わやくちゃ
一瞬の判断で男の後を追う。男は前から来る人々にぶつかりながら必死に走る。俺も後を追って人々を避け声をはり挙げる。10mぐらい進んだ付近。寺町通りへと右へ曲がる男。俺も女性にぶち当りながら、謝りを入れながらと必死だった。パン屋と服屋を通り越した辺りで、見慣れたロングヘアでジーンズシャツに白スカートの女性。
「あっ!三隅さん!男捕まえて!」
彼女が振り向く。途端に男が彼女にタックルをかます。
「キャ!」
振り向いた三隅さんが男に当てられて転ぶ。俺は三隅さんの事も気にかかったが、男を追う。三隅さんにぶち当たったことで、男はスピードを緩めた。イケると踏んだ俺は、三隅さんを通り過ぎた辺りで男に、後ろポケットから財布を取り出し、後頭部目掛けてブン投げた。
「アウッ!」
鈍い音とともに男の唸る声。姿勢が後ろにそれたところで、飛びかかった。それと同時に三隅さんの「何通り過ぎてんのよ!痛いじゃない!」と後方から聞こえた。

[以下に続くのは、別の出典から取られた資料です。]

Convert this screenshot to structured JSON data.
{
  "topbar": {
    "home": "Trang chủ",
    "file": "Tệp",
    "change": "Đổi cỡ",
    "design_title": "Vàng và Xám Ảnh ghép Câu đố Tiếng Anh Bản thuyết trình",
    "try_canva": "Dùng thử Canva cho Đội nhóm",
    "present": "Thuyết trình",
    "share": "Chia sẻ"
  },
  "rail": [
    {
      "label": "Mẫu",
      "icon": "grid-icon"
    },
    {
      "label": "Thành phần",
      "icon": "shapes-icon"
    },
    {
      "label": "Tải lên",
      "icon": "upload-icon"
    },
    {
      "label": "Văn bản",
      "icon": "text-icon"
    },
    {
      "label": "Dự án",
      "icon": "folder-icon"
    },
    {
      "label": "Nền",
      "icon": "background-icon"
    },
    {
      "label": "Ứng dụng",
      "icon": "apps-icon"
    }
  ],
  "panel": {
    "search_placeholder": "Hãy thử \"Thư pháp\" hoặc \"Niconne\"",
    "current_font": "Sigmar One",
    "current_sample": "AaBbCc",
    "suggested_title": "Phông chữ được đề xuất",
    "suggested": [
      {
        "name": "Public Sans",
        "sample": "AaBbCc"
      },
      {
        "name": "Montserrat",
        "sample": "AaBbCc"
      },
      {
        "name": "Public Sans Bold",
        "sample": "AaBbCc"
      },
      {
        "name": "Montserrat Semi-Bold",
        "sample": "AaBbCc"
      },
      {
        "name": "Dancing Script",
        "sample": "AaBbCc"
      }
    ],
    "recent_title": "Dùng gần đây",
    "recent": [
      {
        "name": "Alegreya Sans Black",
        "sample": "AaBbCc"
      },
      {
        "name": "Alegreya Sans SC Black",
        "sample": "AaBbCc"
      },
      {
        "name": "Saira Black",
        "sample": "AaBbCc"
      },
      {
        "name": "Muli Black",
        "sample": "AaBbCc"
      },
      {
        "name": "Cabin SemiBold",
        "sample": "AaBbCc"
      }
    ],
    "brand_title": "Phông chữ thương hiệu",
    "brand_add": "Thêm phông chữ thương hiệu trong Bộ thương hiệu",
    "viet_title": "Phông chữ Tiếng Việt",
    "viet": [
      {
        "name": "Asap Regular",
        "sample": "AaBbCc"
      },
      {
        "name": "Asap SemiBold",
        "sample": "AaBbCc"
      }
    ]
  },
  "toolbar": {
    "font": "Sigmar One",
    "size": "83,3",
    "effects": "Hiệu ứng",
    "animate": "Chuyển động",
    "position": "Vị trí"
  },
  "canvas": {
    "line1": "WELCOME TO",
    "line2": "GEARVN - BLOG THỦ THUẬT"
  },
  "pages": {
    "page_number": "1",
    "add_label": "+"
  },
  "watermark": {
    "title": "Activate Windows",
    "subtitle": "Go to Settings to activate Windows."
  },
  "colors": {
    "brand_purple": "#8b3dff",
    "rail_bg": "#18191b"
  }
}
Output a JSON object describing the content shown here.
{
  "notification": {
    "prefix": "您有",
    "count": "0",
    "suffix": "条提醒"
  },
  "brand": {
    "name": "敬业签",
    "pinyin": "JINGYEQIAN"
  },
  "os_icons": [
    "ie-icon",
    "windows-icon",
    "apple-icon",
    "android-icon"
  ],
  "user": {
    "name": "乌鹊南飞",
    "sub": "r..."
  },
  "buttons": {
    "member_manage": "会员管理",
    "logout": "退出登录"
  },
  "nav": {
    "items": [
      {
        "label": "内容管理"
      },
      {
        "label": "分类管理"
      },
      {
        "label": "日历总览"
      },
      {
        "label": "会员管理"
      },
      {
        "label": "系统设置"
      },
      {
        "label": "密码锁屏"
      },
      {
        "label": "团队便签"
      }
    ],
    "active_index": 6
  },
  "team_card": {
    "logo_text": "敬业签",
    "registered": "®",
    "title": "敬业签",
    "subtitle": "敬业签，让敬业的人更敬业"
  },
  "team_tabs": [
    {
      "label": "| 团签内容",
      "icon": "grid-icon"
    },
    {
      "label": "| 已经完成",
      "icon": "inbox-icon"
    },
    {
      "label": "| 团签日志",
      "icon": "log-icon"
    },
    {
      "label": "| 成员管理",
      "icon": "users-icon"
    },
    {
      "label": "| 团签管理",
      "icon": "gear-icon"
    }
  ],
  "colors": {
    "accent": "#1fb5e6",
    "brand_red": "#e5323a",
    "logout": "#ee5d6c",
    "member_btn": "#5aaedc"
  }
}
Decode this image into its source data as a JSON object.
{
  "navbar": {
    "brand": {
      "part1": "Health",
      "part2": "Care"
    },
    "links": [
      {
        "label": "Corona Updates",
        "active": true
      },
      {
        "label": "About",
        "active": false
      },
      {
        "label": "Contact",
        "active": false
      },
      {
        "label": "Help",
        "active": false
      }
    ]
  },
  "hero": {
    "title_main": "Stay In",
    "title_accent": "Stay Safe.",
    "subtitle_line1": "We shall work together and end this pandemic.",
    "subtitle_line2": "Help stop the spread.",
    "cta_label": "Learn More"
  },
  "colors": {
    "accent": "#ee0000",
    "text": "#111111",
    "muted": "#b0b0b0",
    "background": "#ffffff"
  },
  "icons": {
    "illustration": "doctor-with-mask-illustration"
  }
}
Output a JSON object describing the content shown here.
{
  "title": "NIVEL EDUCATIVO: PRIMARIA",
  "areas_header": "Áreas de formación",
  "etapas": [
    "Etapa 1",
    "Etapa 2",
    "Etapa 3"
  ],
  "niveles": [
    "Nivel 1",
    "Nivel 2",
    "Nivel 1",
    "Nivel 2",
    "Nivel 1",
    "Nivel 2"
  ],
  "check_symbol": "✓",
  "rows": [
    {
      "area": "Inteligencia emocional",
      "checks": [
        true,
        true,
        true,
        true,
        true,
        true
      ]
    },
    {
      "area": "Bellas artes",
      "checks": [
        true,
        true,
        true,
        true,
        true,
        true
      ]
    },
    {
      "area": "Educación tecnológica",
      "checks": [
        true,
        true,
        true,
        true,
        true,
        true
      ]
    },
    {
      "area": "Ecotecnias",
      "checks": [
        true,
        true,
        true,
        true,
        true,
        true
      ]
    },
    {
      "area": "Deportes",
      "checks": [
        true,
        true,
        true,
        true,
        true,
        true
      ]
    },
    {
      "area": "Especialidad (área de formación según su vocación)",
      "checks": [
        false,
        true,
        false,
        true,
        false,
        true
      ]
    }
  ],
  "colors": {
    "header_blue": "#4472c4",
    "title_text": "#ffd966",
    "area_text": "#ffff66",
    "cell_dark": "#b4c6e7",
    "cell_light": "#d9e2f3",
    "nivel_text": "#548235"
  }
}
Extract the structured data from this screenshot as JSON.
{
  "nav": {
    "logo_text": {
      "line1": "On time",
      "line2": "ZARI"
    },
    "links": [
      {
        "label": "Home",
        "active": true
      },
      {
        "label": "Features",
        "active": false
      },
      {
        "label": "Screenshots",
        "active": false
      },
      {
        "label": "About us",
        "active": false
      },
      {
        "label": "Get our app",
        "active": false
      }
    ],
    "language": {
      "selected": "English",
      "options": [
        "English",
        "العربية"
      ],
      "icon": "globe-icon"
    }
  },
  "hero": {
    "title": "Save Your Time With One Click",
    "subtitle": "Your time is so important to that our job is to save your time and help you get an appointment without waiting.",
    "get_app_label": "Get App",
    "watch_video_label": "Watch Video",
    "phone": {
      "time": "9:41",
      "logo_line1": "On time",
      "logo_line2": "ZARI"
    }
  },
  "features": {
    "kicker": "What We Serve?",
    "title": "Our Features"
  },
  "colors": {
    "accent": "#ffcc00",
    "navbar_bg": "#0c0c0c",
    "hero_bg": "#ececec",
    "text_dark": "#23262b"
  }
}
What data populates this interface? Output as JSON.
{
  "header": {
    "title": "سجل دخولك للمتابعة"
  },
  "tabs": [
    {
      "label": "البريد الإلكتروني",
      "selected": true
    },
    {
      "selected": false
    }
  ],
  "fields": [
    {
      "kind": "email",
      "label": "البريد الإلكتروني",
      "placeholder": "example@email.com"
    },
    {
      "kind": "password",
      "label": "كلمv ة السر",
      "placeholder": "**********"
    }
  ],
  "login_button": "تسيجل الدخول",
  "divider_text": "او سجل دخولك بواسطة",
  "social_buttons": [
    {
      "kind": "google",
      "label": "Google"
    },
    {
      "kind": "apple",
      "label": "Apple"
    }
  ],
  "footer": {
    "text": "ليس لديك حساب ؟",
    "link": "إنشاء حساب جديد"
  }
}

それどころの騒ぎじゃ無いことぐらい分かれと言わんばかりに、俺も叫んだ。
「こなクソ!捕まりやがれ!」
男の足元にタックルして男が転んだ。周りの人たちは何事かと、眺めるばかり。男は顔面から落ちたものの、手をつきそれでも前へと前進する。
「ハッ!ハッ!」
「ウググググッ!けっ警察!誰か!」
必死に男の足元をつかみ、周りに叫ぶ。通行人の一人の男性が、携帯を取り出し電話しているようだ。俺も必死だが、男は持っていたバッグを俺にブン投げた。頭にバッグが当たり痛みが走る。その瞬間、男の靴が脱げて、足蹴りを顔面に食らった。鈍い痛さが襲う。手で顔を抑えると、男は直ぐさま立ち上がり周りの制しも虚しく走り去る。
「大丈夫ですか!?」
バッグを取られた女性が近づき、声をかけてきた。それで我に返り、女性の方へと顔に手を当てながら上を向いた。
「あっ、だっ大丈夫っす。それよりバッグ戻って良かったっすね…」
地面に落ちていたバッグを女性に渡す。すると女性は中身を確認していたが、慌てふためた様子で「財布が無い!」と叫ぶ。
「えええええええ!マジっすか!」
そう声を張り上げた瞬間、後ろから女性のパンプスが飛んで俺の背中に当たり、またもや痛みが走る。痛がりながら振り向くと…。
「冗談じゃ無いわよ!私のパンプスどうしてくれんのよ!?」
マジギレのお嬢様。三隅百合が大声を挙げて、俺を睨みつけていた。通りすがりの女性が叫び、三隅百合が叫ぶ姿に、周りの通行人も集まり出し大注目の視線が降り注がれる。
「あ、あのさ?それどころじゃないの!?わかる?」
「わかんない!どうしてくれんのよ!私のパンプス!まだおニューなのよ!」
「知らねーよ!」
周りの通行人の男性が、俺に向けて声をはりあげる。
「兄ちゃん!二兎追うもの一兎も得ずやで?」
「はあ?」
「兄ちゃんも隅に置けんな?」
「ちゃうます!そんなんちゃうって!」
人だかりが一段と人だかりを呼び。大注目の視線を浴びながら、バッグを持っていた女性は俺に頭を下げた。それをみた三隅百合が、また叫ぶ。
「この人誰よ?私とデートなのに、別の人ともデートしてたの?」
「はあ…………??勘違いにも甚だしいな!」
「だって、いきなり謝るなんておかしいじゃ無い!さっきの男と揉めてたの、この女性のせいでしょ!」
「そうだけどお!事情が違うつうの」
バッグの女性が申し訳なさそうに手を差し出す。
「立てますか?」
「あっありがとうございます」
手を差し出されて手を伸ばすと、三隅百合がその手を跳ね除ける。
「痛え!何すんの!?」
「何じゃ無いわよ!私というものがありながら、他の女に!」
「アホか!お前は!」
「アホアホ言うな!この浮気者!」
そんな痴話喧嘩をしていると、制服を着た警官が走って現れて、いきなり俺が座り込んでいるのを見て言い放った。
「泥棒は貴様か!」
「ちげーよ!よく見ろよ!アホ!」
警官に対しその反応。それを見た周りの観客たちが大爆笑を起こしてた。正直メチャクチャな初回デートの始まりになりそうだ。もちろん三隅百合は一方的に怒ったままだった。